My “Successful” Bumbling Writing Journey

My “Successful” Bumbling Writing Journey January 16, 2014

I am reading a wonderful manuscript of a book that I hope will find a publisher one day. It’s a memoir that includes a child with a disability and a spiritual journey and many hopes and fears and dreams and some very lovely writing. Despite its many strengths, it may well be years before it finds a publisher. I told the author the truth–that we sent A Good and Perfect Gift to 48 publishing houses. 48! And here’s the kicker: they all said no. Their reasons were varied–in one case too much Jesus, in another not okay with infant baptism–but they really boiled down to marketability. It’s hard to sell a disability memoir from a no-name author. But a year later, after I had put the chapters on the shelf and decided to finish up my seminary degree and see what God had in store, I got two emails. Both were editors at small publishing houses who had read a few blog posts of mine over at her.meneutics. “Do you have any book ideas?” they both asked. Well, yes. Yes I do.

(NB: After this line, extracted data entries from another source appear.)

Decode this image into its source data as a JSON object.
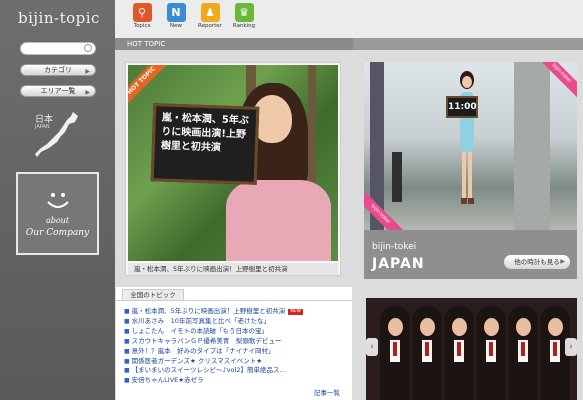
{
  "sidebar": {
    "logo": "bijin-topic",
    "search_placeholder": "",
    "category_label": "カテゴリ",
    "area_label": "エリア一覧",
    "japan_label": "日本",
    "japan_sub": "JAPAN",
    "about_line1": "about",
    "about_line2": "Our Company"
  },
  "nav": {
    "items": [
      {
        "label": "Topics",
        "icon": "magnifier-icon",
        "color": "#e2572a",
        "glyph": "⚲"
      },
      {
        "label": "New",
        "icon": "new-icon",
        "color": "#3a8ad6",
        "glyph": "N"
      },
      {
        "label": "Reporter",
        "icon": "reporter-icon",
        "color": "#f0a81c",
        "glyph": "♟"
      },
      {
        "label": "Ranking",
        "icon": "crown-icon",
        "color": "#6ab83a",
        "glyph": "♛"
      }
    ]
  },
  "hot_topic": {
    "header": "HOT TOPIC",
    "ribbon": "HOT TOPIC",
    "board_text": "嵐・松本潤、5年ぶりに映画出演!上野樹里と初共演",
    "caption": "嵐・松本潤、5年ぶりに映画出演！上野樹里と初共演"
  },
  "tokei": {
    "title": "bijin-tokei",
    "region": "JAPAN",
    "time": "11:00",
    "button": "他の時計も見る",
    "badge": "bijin-tokei",
    "badge2": "bijin-tokei"
  },
  "news": {
    "tab": "全国のトピック",
    "items": [
      "嵐・松本潤、5年ぶりに映画出演！上野樹里と初共演",
      "水川あさみ　10年前写真集と比べ「老けたな」",
      "しょこたん　イモトの本読破「もう日本の宝」",
      "スカウトキャラバンＧＰ優希美青　梨頭歌デビュー",
      "意外！？嵐本　好みのタイプは「ナイナイ岡村」",
      "関係医者ガーデンズ★ クリスマスイベント★",
      "【まいまいのスイーツレシピ～♪vol2】簡単絶品ス…",
      "安倍ちゃんLIVE★赤ゼラ"
    ],
    "new_badge": "NEW",
    "more": "記事一覧"
  },
  "group": {
    "prev": "‹",
    "next": "›"
  }
}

As it happened, all three of us were on our way to the Festival of Faith and Writing at Calvin College. It’s a conference that happens every other year in the spring, and it is an amazing conflagration of people. If you write or read regularly, you should go. The Festival has actually been a very important place for my career as a writer (more on that another time) but even more so it has been a place to make friends, to learn, to grow, and simply to bask in the lectures, workshops, interviews, and conversations from and with great writers both within and outside the community of faith. This year it’s happening from April 10-12 and early registration is available for the next few weeks. Again–if you write OR if you read–give this to yourself. You won’t regret it.

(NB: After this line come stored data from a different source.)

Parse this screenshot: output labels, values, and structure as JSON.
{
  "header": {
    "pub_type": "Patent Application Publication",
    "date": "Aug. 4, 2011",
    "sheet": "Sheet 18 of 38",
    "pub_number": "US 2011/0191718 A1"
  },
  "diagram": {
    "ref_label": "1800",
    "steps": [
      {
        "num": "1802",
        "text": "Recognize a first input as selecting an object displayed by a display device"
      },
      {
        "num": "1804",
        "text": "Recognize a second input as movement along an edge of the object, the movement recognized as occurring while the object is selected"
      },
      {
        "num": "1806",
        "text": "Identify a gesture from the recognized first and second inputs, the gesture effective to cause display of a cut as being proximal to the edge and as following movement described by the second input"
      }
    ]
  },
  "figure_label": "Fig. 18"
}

What’s funny to think is that I first attended the Festival in 2008, plumply pregnant with William, hoping I might find an agent for my first book, Penelope Ayers. Instead I made some friends and brought home a suitcase full of books and a few weeks later found an agent for A Good and Perfect Gift. It took three more years for A Good and Perfect Gift to become a reality, and somehow that reality put me in the realm of “successful authors.” And eventually I was interviewed by Chuck Sambuchino at Writer’s Digest, and now some of my thoughts on writing have appeared in one of his books, and, most recently on his blog: How Successful Authors Use Social Media to Sell More Books. I’m not sure that I count as a successful author, but I do count as a satisfied one, and I stand by the words in that interview. One thing I said to Chuck:

My biggest warning is that you can’t do it all. I’ve tried to approach platform building like organic farming. I’m cultivating what grows (my audience, hopefully), but I’m trying to do so without gimmicks and with integrity and respect for the writing itself. I hope that this is a sustainable method that will also bear fruit, so to speak, with a faithful and steadily, if slowly, growing audience.

As I look back over the past six years as I have bumbled my way through this attempt to become a writer, I am filled with gratitude. For the opportunities, the friendships, the personal growth, and the people who took a chance on me. For you all, the faithful, steady, slowly-growing audience. Thanks for hanging in there with me and helping me to grow.